Cannon set the headphones and microphone down and said, “Ignore them. How many pilots do we have left to land?”

“The last two are getting on the skyhooks now,” the traffic controller replied. “Thirty seconds.”

“Good work.” Cannon looked forward and called, “Mr. Churchill! How far to the storms?”

“About five miles, sir!”

Cannon cracked a crooked grin. “Good work all around. Turkey, here we come.”

Two thousand years ago, Nicomedia had been a vibrant port city and a key stronghold in the eastern Roman Empire. The centuries had not been kind to it. A fire, the great Roman schism, and a hundred years of war between the crumbling Byzantine Empire and the ascendant Ottoman Turks had reduced it to ruins. Izmit, the city the Ottomans had established in its place, had never grown out of nearby Istanbul’s shadow.

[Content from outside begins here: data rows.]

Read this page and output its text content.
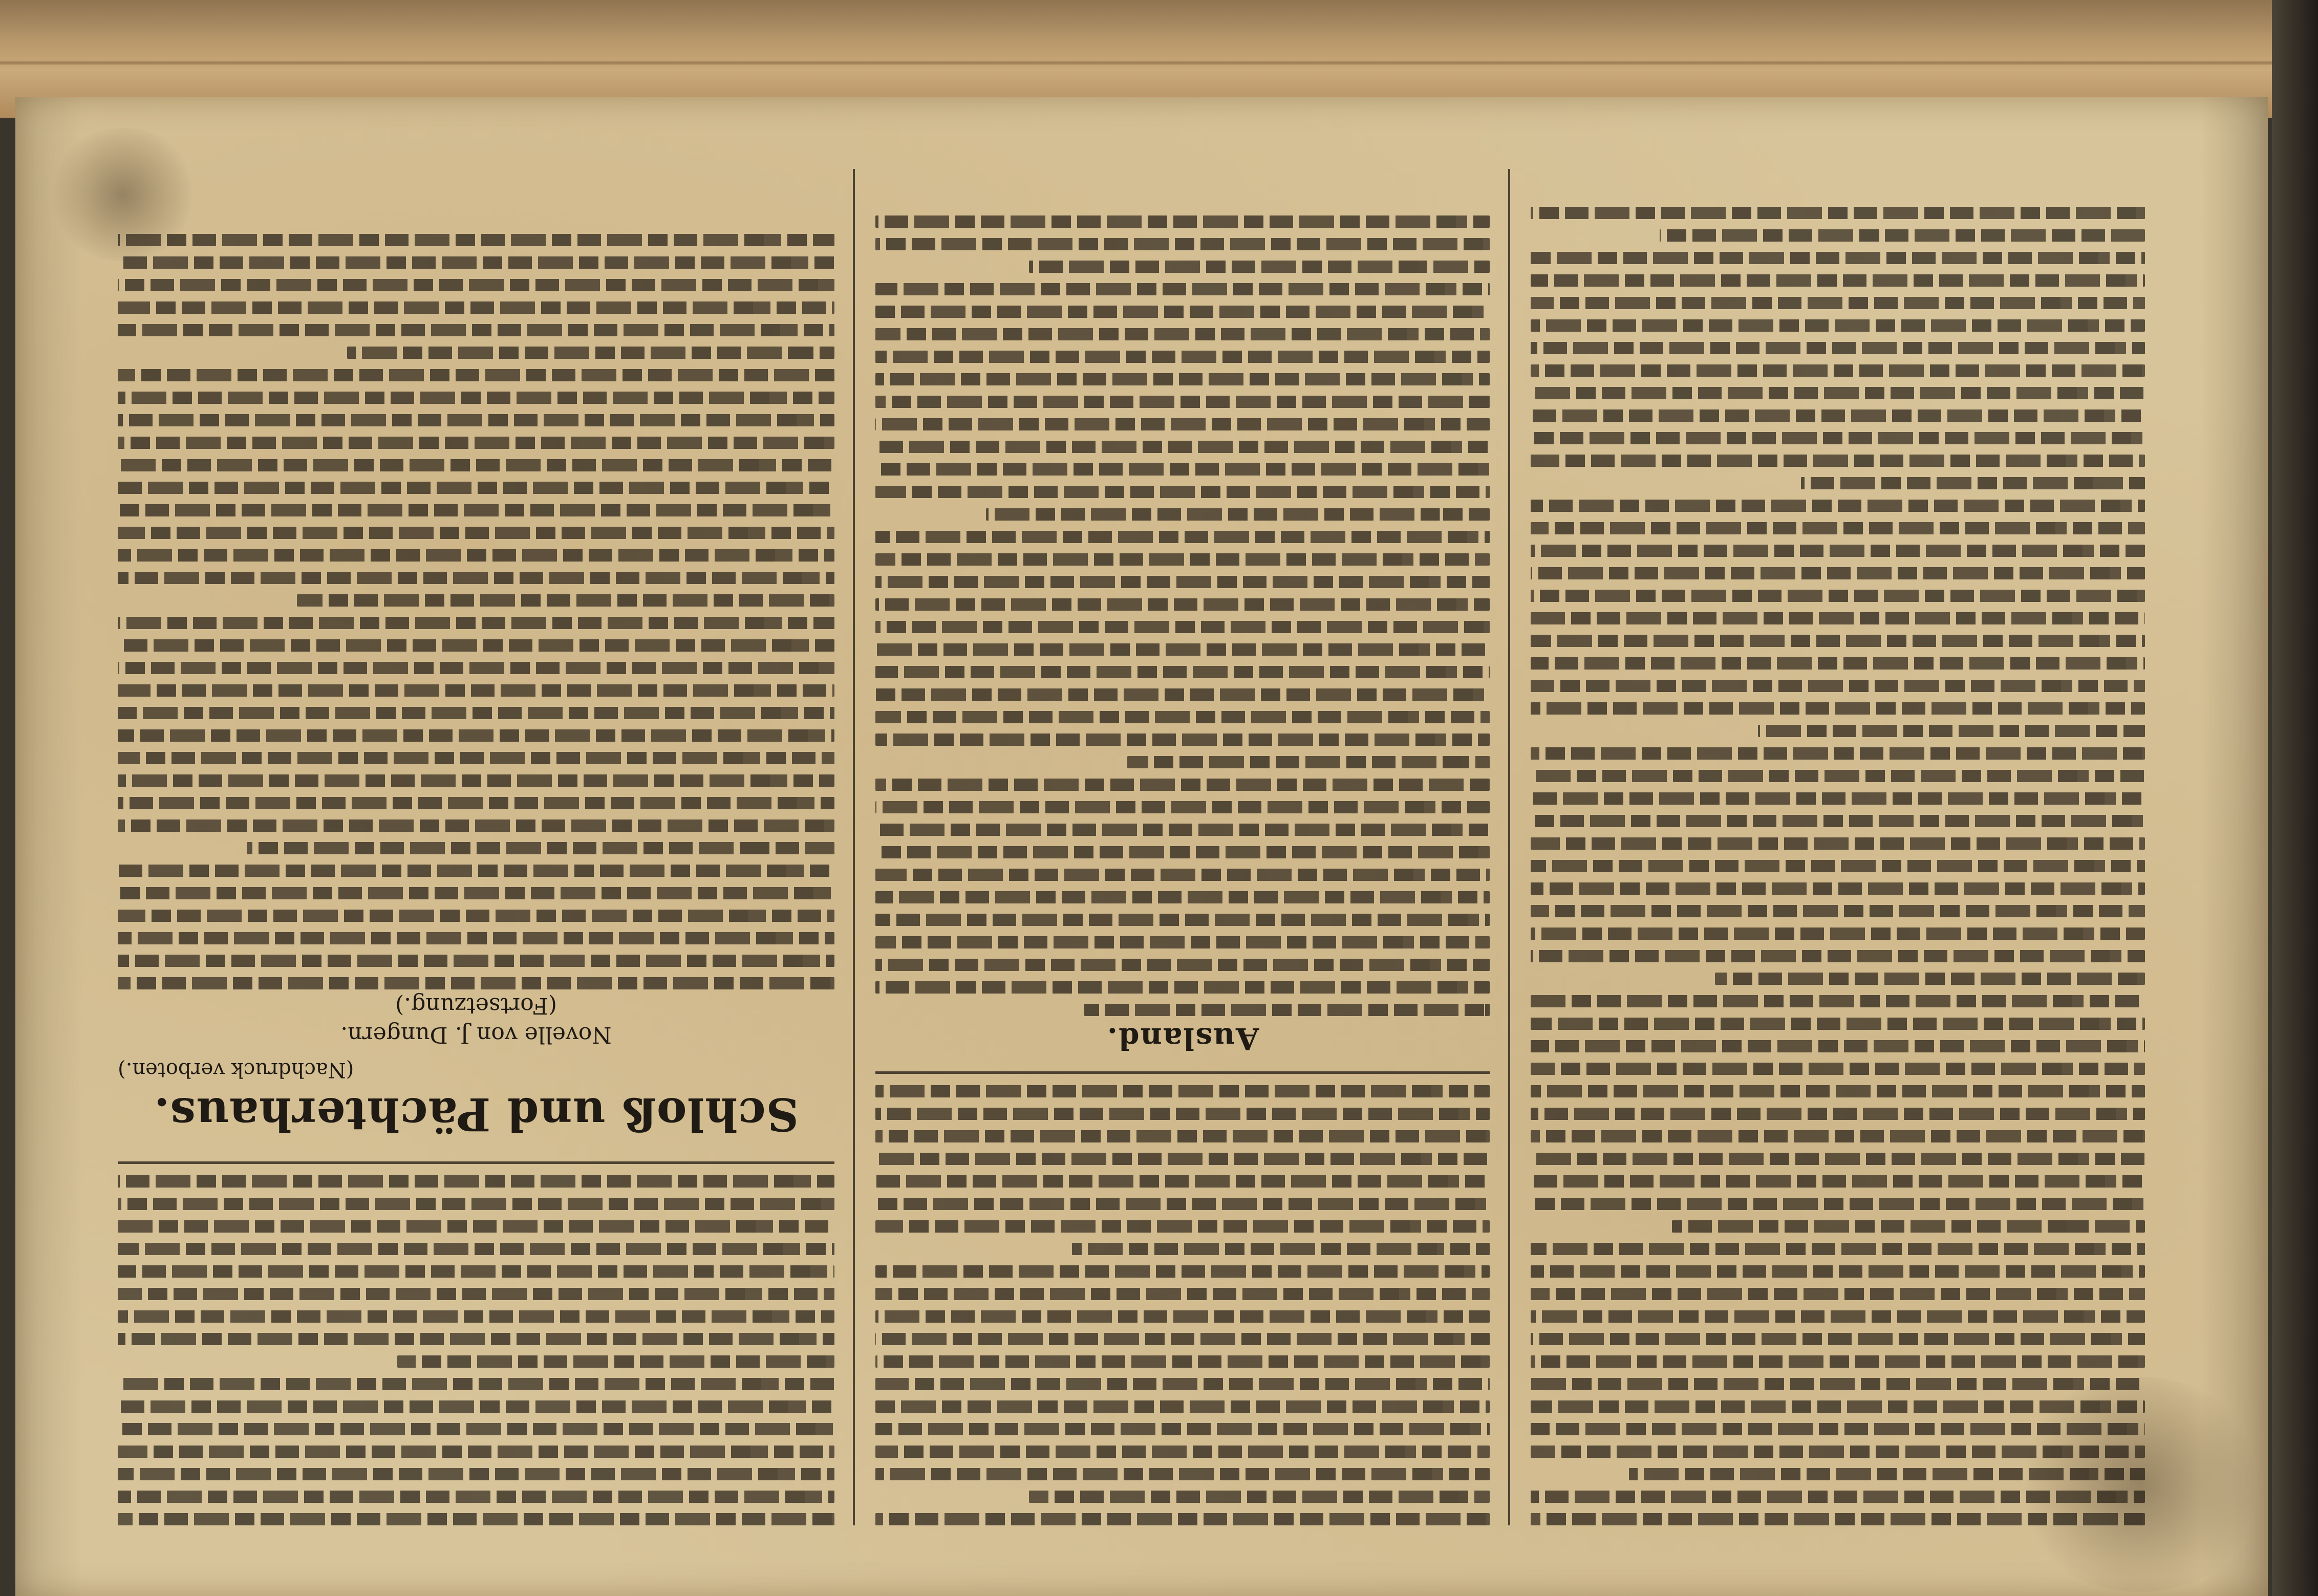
Ausland.
Schloß und Pächterhaus.
(Nachdruck verboten.)
Novelle von J. Dungern.
(Fortsetzung.)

It was a land of towering hills and steep-sided valleys, its usual green turned brown by a long, harsh summer. The city of Izmit laid low along the coastline, overlooked by the ruins of a Byzantine fort. Inland, to the west and over the crest of the first ridge, stood a small village, clustered beneath the northern wall of the run-down remains of a Crusader citadel.

“Castle Incus,” said di Giacomo. “You can land on the road to the south, capitano.”

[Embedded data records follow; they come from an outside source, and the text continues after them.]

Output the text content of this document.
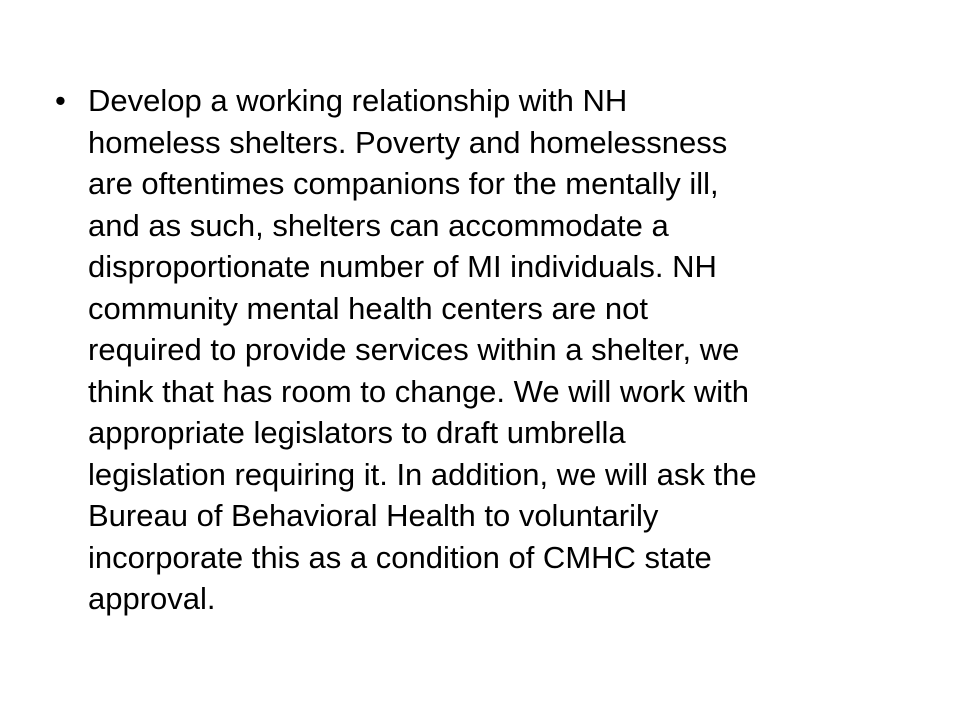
• Develop a working relationship with NH
homeless shelters. Poverty and homelessness
are oftentimes companions for the mentally ill,
and as such, shelters can accommodate a
disproportionate number of MI individuals. NH
community mental health centers are not
required to provide services within a shelter, we
think that has room to change. We will work with
appropriate legislators to draft umbrella
legislation requiring it. In addition, we will ask the
Bureau of Behavioral Health to voluntarily
incorporate this as a condition of CMHC state
approval.
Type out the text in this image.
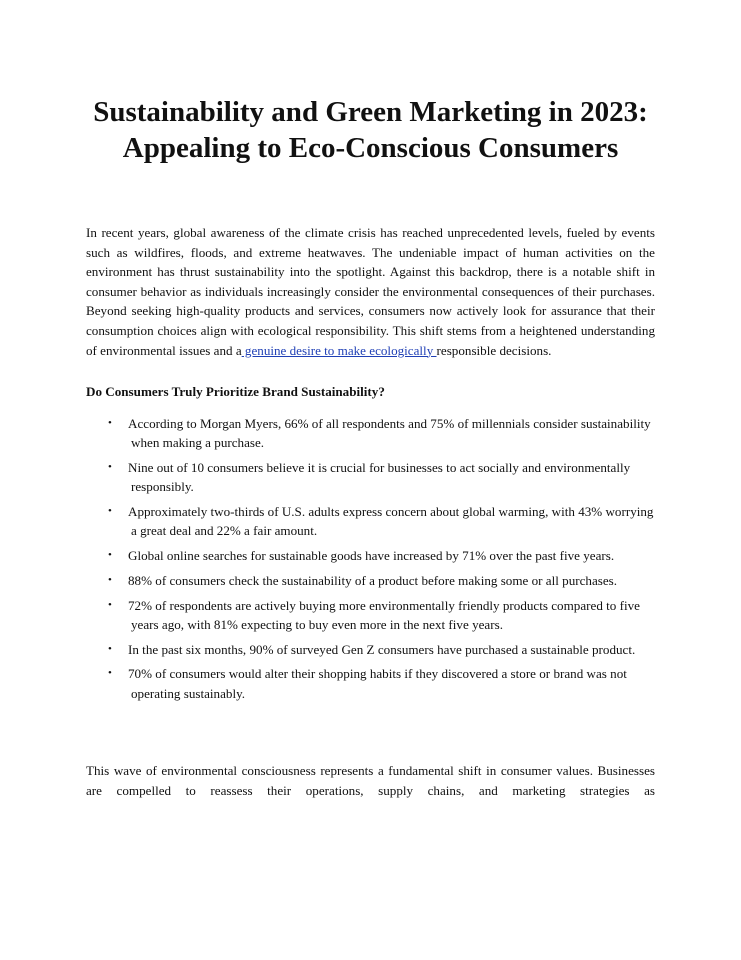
Sustainability and Green Marketing in 2023: Appealing to Eco-Conscious Consumers

In recent years, global awareness of the climate crisis has reached unprecedented levels, fueled by events such as wildfires, floods, and extreme heatwaves. The undeniable impact of human activities on the environment has thrust sustainability into the spotlight. Against this backdrop, there is a notable shift in consumer behavior as individuals increasingly consider the environmental consequences of their purchases. Beyond seeking high-quality products and services, consumers now actively look for assurance that their consumption choices align with ecological responsibility. This shift stems from a heightened understanding of environmental issues and a genuine desire to make ecologically responsible decisions.

Do Consumers Truly Prioritize Brand Sustainability?
• According to Morgan Myers, 66% of all respondents and 75% of millennials consider sustainability when making a purchase.
• Nine out of 10 consumers believe it is crucial for businesses to act socially and environmentally responsibly.
• Approximately two-thirds of U.S. adults express concern about global warming, with 43% worrying a great deal and 22% a fair amount.
• Global online searches for sustainable goods have increased by 71% over the past five years.
• 88% of consumers check the sustainability of a product before making some or all purchases.
• 72% of respondents are actively buying more environmentally friendly products compared to five years ago, with 81% expecting to buy even more in the next five years.
• In the past six months, 90% of surveyed Gen Z consumers have purchased a sustainable product.
• 70% of consumers would alter their shopping habits if they discovered a store or brand was not operating sustainably.

This wave of environmental consciousness represents a fundamental shift in consumer values. Businesses are compelled to reassess their operations, supply chains, and marketing strategies as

Cannon put the transport into a gentle turn. The Albatross—officially, according to the United States Navy, the Chance-Vought T2U-3A Pathfinder—was an ungainly aircraft, one of a handful of asymmetric designs Chance-Vought was famous for. It started with a long, wide wing, which canted upward a few degrees about two-thirds of the way along its length. Two fuselages, separated by three yards of thickened wing just tall enough to fit a crawlspace, were centered in the main airfoil. Half the length of the left fuselage, the right fuselage began with a fully-glazed nose and sported a twin 30-caliber machine gun turret aft of the wing, fitted with synchronizer gear to fire through the propeller disk just further aft of it. The left fuselage had an engine and propeller at its front, forward of the wing. A windowless cargo compartment took the rest of the space within. At its aft end, a single horizontal stabilizer poked out to the left, and a vertical stabilizer rose above the narrowed end of the fuselage, canted slightly to correct the plane’s trim.